Decision theory motivations is actually also pretty normal from some perspective: it’s just the generalization of relatively normal “if you wouldn’t have screwed me over and it’s cheap for me, I won’t screw you over”. (Of course, people typically don’t motivate this sort of thing in terms of decision theory so there is a bit of a midwit meme here.)
You’re right. I didn’t mean to say that kindness is arcane. I was referring to acausal trade or other strange reasons to keep some humans around for possible future use.
Kindness is normal in our world, but I wouldn’t assume it will exist in every or even most situations with intelligent beings. Humans are instinctively kind (except for sociopathic and sadistic people), because that is good game theory for our situation: interactions with peers, in which collaboration/teamwork is useful.
A being capable of real recursive self-improvement, let alone duplication and creation of subordinate minds is not in that situation. They may temporarily be dealing with peers, but they might reasonably expect to have no need of collaborators in the near future. Thus, kindness isn’t rational for that type of being.
The exception would be if they could make a firm commitment to kindness while they do have peers and need collaborators. They might have kindness merely as an instrumental goal, in which case it would be abandoned as soon as it was no longer useful.
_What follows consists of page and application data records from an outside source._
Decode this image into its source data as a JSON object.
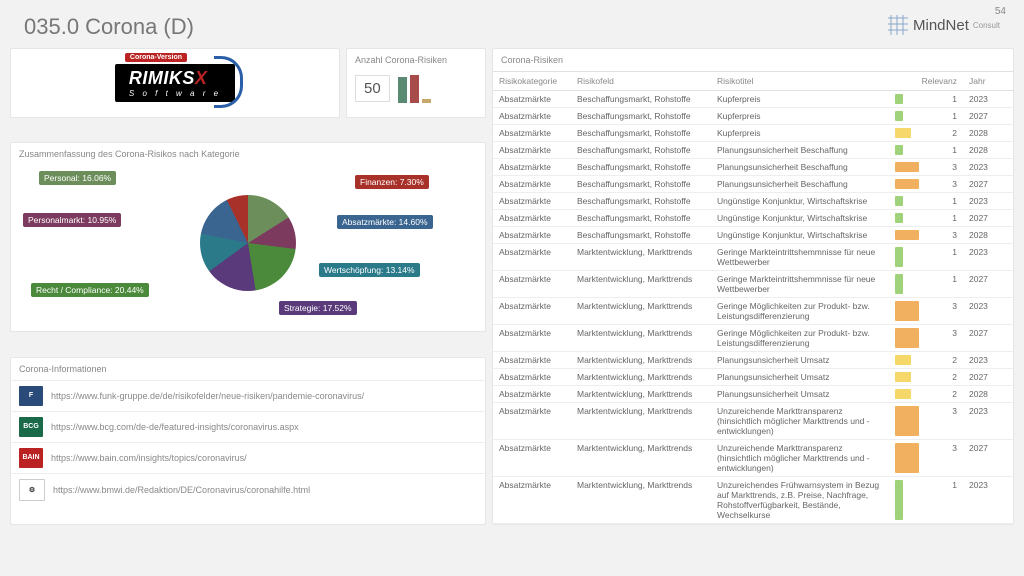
{
  "page_number": "54",
  "title": "035.0 Corona (D)",
  "brand": {
    "name": "MindNet",
    "sub": "Consult"
  },
  "logo": {
    "tag": "Corona-Version",
    "name": "RIMIKS",
    "x": "X",
    "software": "S o f t w a r e"
  },
  "kpi": {
    "title": "Anzahl Corona-Risiken",
    "value": "50"
  },
  "pie": {
    "title": "Zusammenfassung des Corona-Risikos nach Kategorie"
  },
  "chart_data": {
    "type": "pie",
    "title": "Zusammenfassung des Corona-Risikos nach Kategorie",
    "series": [
      {
        "name": "Personal",
        "value": 16.06,
        "label": "Personal: 16.06%",
        "color": "#6b8e5a"
      },
      {
        "name": "Personalmarkt",
        "value": 10.95,
        "label": "Personalmarkt: 10.95%",
        "color": "#7d3a5f"
      },
      {
        "name": "Recht / Compliance",
        "value": 20.44,
        "label": "Recht / Compliance: 20.44%",
        "color": "#4a8a3a"
      },
      {
        "name": "Strategie",
        "value": 17.52,
        "label": "Strategie: 17.52%",
        "color": "#5a3a7a"
      },
      {
        "name": "Wertschöpfung",
        "value": 13.14,
        "label": "Wertschöpfung: 13.14%",
        "color": "#2a7a8a"
      },
      {
        "name": "Absatzmärkte",
        "value": 14.6,
        "label": "Absatzmärkte: 14.60%",
        "color": "#3a6590"
      },
      {
        "name": "Finanzen",
        "value": 7.3,
        "label": "Finanzen: 7.30%",
        "color": "#a8322a"
      }
    ]
  },
  "spark": [
    {
      "h": 26,
      "c": "#5b8a72"
    },
    {
      "h": 28,
      "c": "#a84b4b"
    },
    {
      "h": 4,
      "c": "#c7a86a"
    }
  ],
  "links": {
    "title": "Corona-Informationen",
    "items": [
      {
        "logo": "F",
        "bg": "#2a4a7a",
        "url": "https://www.funk-gruppe.de/de/risikofelder/neue-risiken/pandemie-coronavirus/"
      },
      {
        "logo": "BCG",
        "bg": "#1a6a4a",
        "url": "https://www.bcg.com/de-de/featured-insights/coronavirus.aspx"
      },
      {
        "logo": "BAIN",
        "bg": "#b22",
        "url": "https://www.bain.com/insights/topics/coronavirus/"
      },
      {
        "logo": "⚙",
        "bg": "#fff",
        "url": "https://www.bmwi.de/Redaktion/DE/Coronavirus/coronahilfe.html"
      }
    ]
  },
  "table": {
    "title": "Corona-Risiken",
    "cols": [
      "Risikokategorie",
      "Risikofeld",
      "Risikotitel",
      "Relevanz",
      "Jahr"
    ],
    "rows": [
      {
        "k": "Absatzmärkte",
        "f": "Beschaffungsmarkt, Rohstoffe",
        "t": "Kupferpreis",
        "r": 1,
        "c": "#9fd27a",
        "j": "2023"
      },
      {
        "k": "Absatzmärkte",
        "f": "Beschaffungsmarkt, Rohstoffe",
        "t": "Kupferpreis",
        "r": 1,
        "c": "#9fd27a",
        "j": "2027"
      },
      {
        "k": "Absatzmärkte",
        "f": "Beschaffungsmarkt, Rohstoffe",
        "t": "Kupferpreis",
        "r": 2,
        "c": "#f5d76a",
        "j": "2028"
      },
      {
        "k": "Absatzmärkte",
        "f": "Beschaffungsmarkt, Rohstoffe",
        "t": "Planungsunsicherheit Beschaffung",
        "r": 1,
        "c": "#9fd27a",
        "j": "2028"
      },
      {
        "k": "Absatzmärkte",
        "f": "Beschaffungsmarkt, Rohstoffe",
        "t": "Planungsunsicherheit Beschaffung",
        "r": 3,
        "c": "#f0b060",
        "j": "2023"
      },
      {
        "k": "Absatzmärkte",
        "f": "Beschaffungsmarkt, Rohstoffe",
        "t": "Planungsunsicherheit Beschaffung",
        "r": 3,
        "c": "#f0b060",
        "j": "2027"
      },
      {
        "k": "Absatzmärkte",
        "f": "Beschaffungsmarkt, Rohstoffe",
        "t": "Ungünstige Konjunktur, Wirtschaftskrise",
        "r": 1,
        "c": "#9fd27a",
        "j": "2023"
      },
      {
        "k": "Absatzmärkte",
        "f": "Beschaffungsmarkt, Rohstoffe",
        "t": "Ungünstige Konjunktur, Wirtschaftskrise",
        "r": 1,
        "c": "#9fd27a",
        "j": "2027"
      },
      {
        "k": "Absatzmärkte",
        "f": "Beschaffungsmarkt, Rohstoffe",
        "t": "Ungünstige Konjunktur, Wirtschaftskrise",
        "r": 3,
        "c": "#f0b060",
        "j": "2028"
      },
      {
        "k": "Absatzmärkte",
        "f": "Marktentwicklung, Markttrends",
        "t": "Geringe Markteintrittshemmnisse für neue Wettbewerber",
        "r": 1,
        "c": "#9fd27a",
        "j": "2023"
      },
      {
        "k": "Absatzmärkte",
        "f": "Marktentwicklung, Markttrends",
        "t": "Geringe Markteintrittshemmnisse für neue Wettbewerber",
        "r": 1,
        "c": "#9fd27a",
        "j": "2027"
      },
      {
        "k": "Absatzmärkte",
        "f": "Marktentwicklung, Markttrends",
        "t": "Geringe Möglichkeiten zur Produkt- bzw. Leistungsdifferenzierung",
        "r": 3,
        "c": "#f0b060",
        "j": "2023"
      },
      {
        "k": "Absatzmärkte",
        "f": "Marktentwicklung, Markttrends",
        "t": "Geringe Möglichkeiten zur Produkt- bzw. Leistungsdifferenzierung",
        "r": 3,
        "c": "#f0b060",
        "j": "2027"
      },
      {
        "k": "Absatzmärkte",
        "f": "Marktentwicklung, Markttrends",
        "t": "Planungsunsicherheit Umsatz",
        "r": 2,
        "c": "#f5d76a",
        "j": "2023"
      },
      {
        "k": "Absatzmärkte",
        "f": "Marktentwicklung, Markttrends",
        "t": "Planungsunsicherheit Umsatz",
        "r": 2,
        "c": "#f5d76a",
        "j": "2027"
      },
      {
        "k": "Absatzmärkte",
        "f": "Marktentwicklung, Markttrends",
        "t": "Planungsunsicherheit Umsatz",
        "r": 2,
        "c": "#f5d76a",
        "j": "2028"
      },
      {
        "k": "Absatzmärkte",
        "f": "Marktentwicklung, Markttrends",
        "t": "Unzureichende Markttransparenz (hinsichtlich möglicher Markttrends und -entwicklungen)",
        "r": 3,
        "c": "#f0b060",
        "j": "2023"
      },
      {
        "k": "Absatzmärkte",
        "f": "Marktentwicklung, Markttrends",
        "t": "Unzureichende Markttransparenz (hinsichtlich möglicher Markttrends und -entwicklungen)",
        "r": 3,
        "c": "#f0b060",
        "j": "2027"
      },
      {
        "k": "Absatzmärkte",
        "f": "Marktentwicklung, Markttrends",
        "t": "Unzureichendes Frühwarnsystem in Bezug auf Markttrends, z.B. Preise, Nachfrage, Rohstoffverfügbarkeit, Bestände, Wechselkurse",
        "r": 1,
        "c": "#9fd27a",
        "j": "2023"
      }
    ]
  }
}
Or they might display kindness more instinctively, as a tendency in their thought or behavior. They might even have it engineered as an innate goal, as Steve hopes to engineer. In those last two cases, I think it’s possible that reflexive stability would keep that kindness in place as the AGI continued to grow, but I wouldn’t bet on it unless kindness was their central goal. If it was merely a tendency and not an explicit and therefore self-endorsed goal, I’d expect it to be dropped like the bad habit it effectively is. If it was an innate goal but not the strongest one, I don’t know but wouldn’t bet on it being long-term reflexively stable under deliberate self-modification.
(As far as I know, nobody has tried hard to work through the logic of reflexive stability of multiple goals. I tried, and gave it up as too vague and less urgent than other alignment questions. My tentative answer was maybe multiple goals would be reflectively stable; it depends on the exact structure of the decision-making process in that AGI/mind).